Cross compile legacy version compiler-libs.common using later version OCaml

I am trying to build compilerlibs/ocamlcommon.cmxa of an older branch of OCaml, namely 4.06.1+BS, using OCaml 4.10.2. However I ran into the Error: Unbound module Stdlib on most of the targets. For example the following does NOT work:

../../../../inria/ocaml/boot/ocamlrun ../../../../inria/ocaml/boot/ocamlc -use-prims ../byterun/primitives -strict-sequence -absname -w +a-4-9-41-42-44-45-48 -g -warn-error A -bin-annot -nostdlib -safe-string -strict-formats `sh ./Compflags list.cmi` -c list.mli

However these two worked:

../../../../inria/ocaml/boot/ocamlrun ../../../../inria/ocaml/boot/ocamlc -use-prims ../byterun/primitives -strict-sequence -absname -w +a-4-9-41-42-44-45-48 -g -warn-error A -bin-annot -nostdlib -safe-string -strict-formats `sh ./Compflags camlinternalFormatBasics.cmi` -c camlinternalFormatBasics.mli ../../../../inria/ocaml/boot/ocamlrun ../../../../inria/ocaml/boot/ocamlc -use-prims ../byterun/primitives -strict-sequence -absname -w +a-4-9-41-42-44-45-48 -g -warn-error A -bin-annot -nostdlib -safe-string -strict-formats `sh ./Compflags camlinternalFormatBasics.cmo` -c camlinternalFormatBasics.ml ../../../../inria/ocaml/boot/ocamlrun ../../../../inria/ocaml/boot/ocamlc -use-prims ../byterun/primitives -strict-sequence -absname -w +a-4-9-41-42-44-45-48 -g -warn-error A -bin-annot -nostdlib -safe-string -strict-formats `sh ./Compflags pervasives.cmi` -c pervasives.mli ../../../../inria/ocaml/boot/ocamlrun ../../../../inria/ocaml/boot/ocamlc -use-prims ../byterun/primitives -strict-sequence -absname -w +a-4-9-41-42-44-45-48 -g -warn-error A -bin-annot -nostdlib -safe-string -strict-formats `sh ./Compflags pervasives.cmo` -c pervasives.ml

But the same thing worked when 4.10.2 was bootstrapping itself.
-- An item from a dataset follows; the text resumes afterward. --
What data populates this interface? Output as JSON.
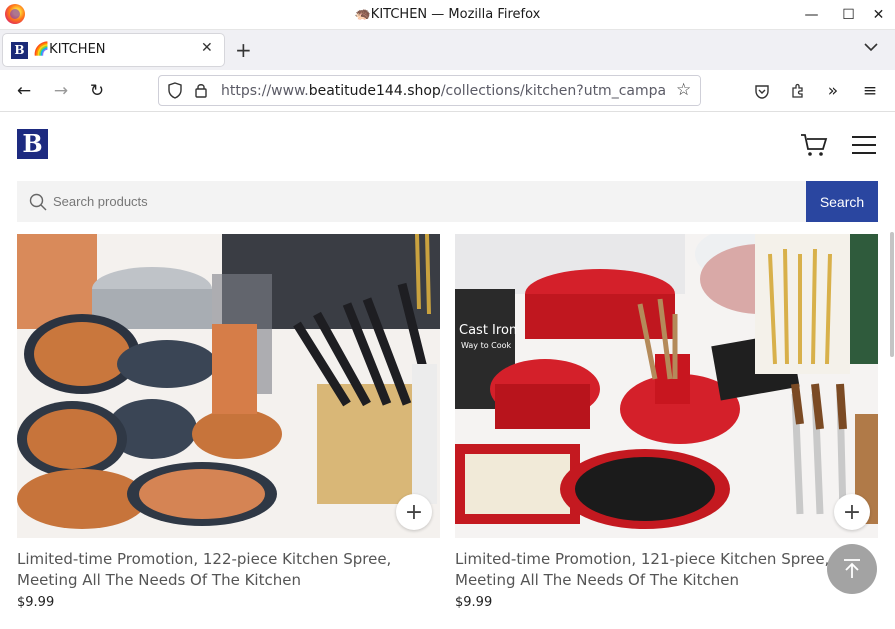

The difference is that the more up-to-date build process has stdlib.ml and compiles that first. Is there a way to get past this?

The context for this attempt is that I am trying to see if I can build a native M1 binary for the ReScript compiler (or bs-platform), and hopefully figure out a way to decouple the ReScript build from OCaml’s own backend native code generation. 4.10.2 works on native M1, so in theory I should be able to use it to compile an earlier version of compiler to native, no? Sure the binary code generation of the older version still would not work but here we only need the frontend of the older compiler to work.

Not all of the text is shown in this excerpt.